High-Volume Blenders are Key for Compounders, High-Throughput Extrusion Processors, and Plastic/Wood Composites Manufacturers
A super-sized gravimetric blender of innovative design is required for plastics processors with very high-throughput production lines. Such a blender must be capable of precisely and efficiently dosing large quantities of hard-to-handle bulk powders like additives and wood flour.
A blender for these applications must be equipped to accommodate more ingredients than standard blenders. Ideally, it will have several removable hoppers and various dispensing methods, suitable for ingredients with different properties. Removable hoppers also allow the ingredients to be changed quickly for end products that have different properties or colors.
The basic operation of a high-volume blender is basically the same as other blenders. Ingredients are dispensed sequentially into a weigh chamber; the batch then falls into a mixing chamber. The dispensing devices include vertical valves (for resin pellets and regrind) and auger feeders (for powders, granules, and pulverized materials). Because the hoppers are interchangeable, it is easy to accommodate variations in batch recipe.
This kind of blending system should enable companies with the greatest volumes to achieve the same exceedingly fine control over ingredient consumption and batch consistency that smaller blenders have long made available to other processors.
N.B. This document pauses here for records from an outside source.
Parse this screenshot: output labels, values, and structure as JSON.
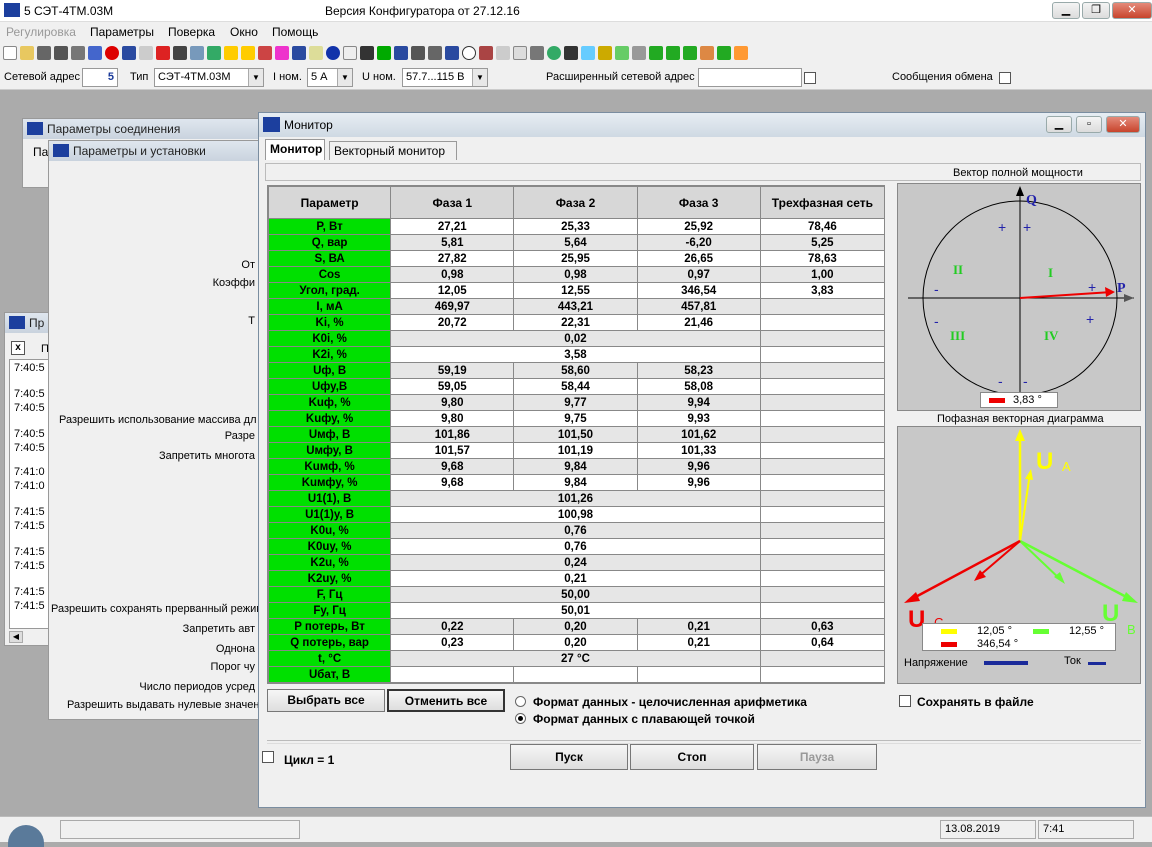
{
  "app": {
    "title": "5  СЭТ-4ТМ.03М",
    "version": "Версия Конфигуратора  от 27.12.16"
  },
  "menu": {
    "items": [
      "Регулировка",
      "Параметры",
      "Поверка",
      "Окно",
      "Помощь"
    ]
  },
  "addressbar": {
    "net_addr_label": "Сетевой адрес",
    "net_addr_value": "5",
    "type_label": "Тип",
    "type_value": "СЭТ-4ТМ.03М",
    "inom_label": "I ном.",
    "inom_value": "5 А",
    "unom_label": "U ном.",
    "unom_value": "57.7...115 В",
    "ext_addr_label": "Расширенный сетевой адрес",
    "exchange_label": "Сообщения обмена"
  },
  "bg_windows": {
    "connection_title": "Параметры соединения",
    "settings_title": "Параметры и установки",
    "pr_title": "Пр",
    "log_times": [
      "7:40:5",
      "7:40:5",
      "7:40:5",
      "7:40:5",
      "7:40:5",
      "7:41:0",
      "7:41:0",
      "7:41:5",
      "7:41:5",
      "7:41:5",
      "7:41:5",
      "7:41:5",
      "7:41:5"
    ],
    "settings_lines": [
      "От",
      "Коэффи",
      "Т",
      "Разрешить использование массива дл",
      "Разре",
      "Запретить многота",
      "Разрешить сохранять прерванный режим",
      "Запретить авт",
      "Однона",
      "Порог чу",
      "Число периодов усред",
      "Разрешить выдавать нулевые значен"
    ]
  },
  "monitor": {
    "title": "Монитор",
    "tabs": [
      "Монитор",
      "Векторный монитор"
    ],
    "columns": [
      "Параметр",
      "Фаза 1",
      "Фаза 2",
      "Фаза 3",
      "Трехфазная сеть"
    ],
    "rows": [
      {
        "p": "P, Вт",
        "f1": "27,21",
        "f2": "25,33",
        "f3": "25,92",
        "t": "78,46"
      },
      {
        "p": "Q, вар",
        "f1": "5,81",
        "f2": "5,64",
        "f3": "-6,20",
        "t": "5,25"
      },
      {
        "p": "S, ВА",
        "f1": "27,82",
        "f2": "25,95",
        "f3": "26,65",
        "t": "78,63"
      },
      {
        "p": "Cos",
        "f1": "0,98",
        "f2": "0,98",
        "f3": "0,97",
        "t": "1,00"
      },
      {
        "p": "Угол, град.",
        "f1": "12,05",
        "f2": "12,55",
        "f3": "346,54",
        "t": "3,83"
      },
      {
        "p": "I, мА",
        "f1": "469,97",
        "f2": "443,21",
        "f3": "457,81",
        "t": ""
      },
      {
        "p": "Ki, %",
        "f1": "20,72",
        "f2": "22,31",
        "f3": "21,46",
        "t": ""
      },
      {
        "p": "K0i, %",
        "merged": "0,02"
      },
      {
        "p": "K2i, %",
        "merged": "3,58"
      },
      {
        "p": "Uф, В",
        "f1": "59,19",
        "f2": "58,60",
        "f3": "58,23",
        "t": ""
      },
      {
        "p": "Uфу,В",
        "f1": "59,05",
        "f2": "58,44",
        "f3": "58,08",
        "t": ""
      },
      {
        "p": "Kuф, %",
        "f1": "9,80",
        "f2": "9,77",
        "f3": "9,94",
        "t": ""
      },
      {
        "p": "Kuфу, %",
        "f1": "9,80",
        "f2": "9,75",
        "f3": "9,93",
        "t": ""
      },
      {
        "p": "Uмф, В",
        "f1": "101,86",
        "f2": "101,50",
        "f3": "101,62",
        "t": ""
      },
      {
        "p": "Uмфу, В",
        "f1": "101,57",
        "f2": "101,19",
        "f3": "101,33",
        "t": ""
      },
      {
        "p": "Kuмф, %",
        "f1": "9,68",
        "f2": "9,84",
        "f3": "9,96",
        "t": ""
      },
      {
        "p": "Kuмфу, %",
        "f1": "9,68",
        "f2": "9,84",
        "f3": "9,96",
        "t": ""
      },
      {
        "p": "U1(1), В",
        "merged": "101,26"
      },
      {
        "p": "U1(1)у, В",
        "merged": "100,98"
      },
      {
        "p": "K0u, %",
        "merged": "0,76"
      },
      {
        "p": "K0uy, %",
        "merged": "0,76"
      },
      {
        "p": "K2u, %",
        "merged": "0,24"
      },
      {
        "p": "K2uy, %",
        "merged": "0,21"
      },
      {
        "p": "F, Гц",
        "merged": "50,00"
      },
      {
        "p": "Fy, Гц",
        "merged": "50,01"
      },
      {
        "p": "P потерь, Вт",
        "f1": "0,22",
        "f2": "0,20",
        "f3": "0,21",
        "t": "0,63"
      },
      {
        "p": "Q потерь, вар",
        "f1": "0,23",
        "f2": "0,20",
        "f3": "0,21",
        "t": "0,64"
      },
      {
        "p": "t, °C",
        "merged": "27 °C"
      },
      {
        "p": "Uбат, В",
        "f1": "",
        "f2": "",
        "f3": "",
        "t": ""
      }
    ],
    "select_all": "Выбрать все",
    "cancel_all": "Отменить все",
    "format_int": "Формат данных - целочисленная арифметика",
    "format_float": "Формат данных с плавающей точкой",
    "save_file": "Сохранять в файле",
    "cycle": "Цикл = 1",
    "start": "Пуск",
    "stop": "Стоп",
    "pause": "Пауза",
    "power_vector_title": "Вектор полной мощности",
    "axis_q": "Q",
    "axis_p": "P",
    "quadrants": [
      "I",
      "II",
      "III",
      "IV"
    ],
    "power_angle": "3,83 °",
    "phase_diag_title": "Пофазная векторная диаграмма",
    "phase_label_a": "A",
    "phase_label_b": "B",
    "phase_label_c": "C",
    "angles": [
      "12,05 °",
      "12,55 °",
      "346,54 °"
    ],
    "voltage_label": "Напряжение",
    "current_label": "Ток",
    "colors": {
      "phase_a": "#ffff00",
      "phase_b": "#66ff33",
      "phase_c": "#ff0000",
      "param_bg": "#00e000"
    }
  },
  "status": {
    "date": "13.08.2019",
    "time": "7:41"
  }
}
A blender of this caliber may be supplied with a microprocessor controller but a high quality touch screen with Ethernet capability is desirable. In either case, the controller should automatically make small corrections from batch to batch, including adjustments to compensate for variations in extrusion rate or bulk density, maintaining overall batch accuracy to within ± 0.1%.
In the case of costly additives, this level of precision eliminates such wasteful practices as over-coloring to compensate for process variations or for the unreliability of alternative feeding equipment. In addition, because the blender doses colorants and additives in accordance with their weight as percentages of natural resin and automatically adjusts for the presence of these materials in regrind, it eliminates double-dosing. Even for a low-volume operation, the savings in colorant costs alone can yield payback on the cost of the blender in ten to twelve months; for high-throughput operations.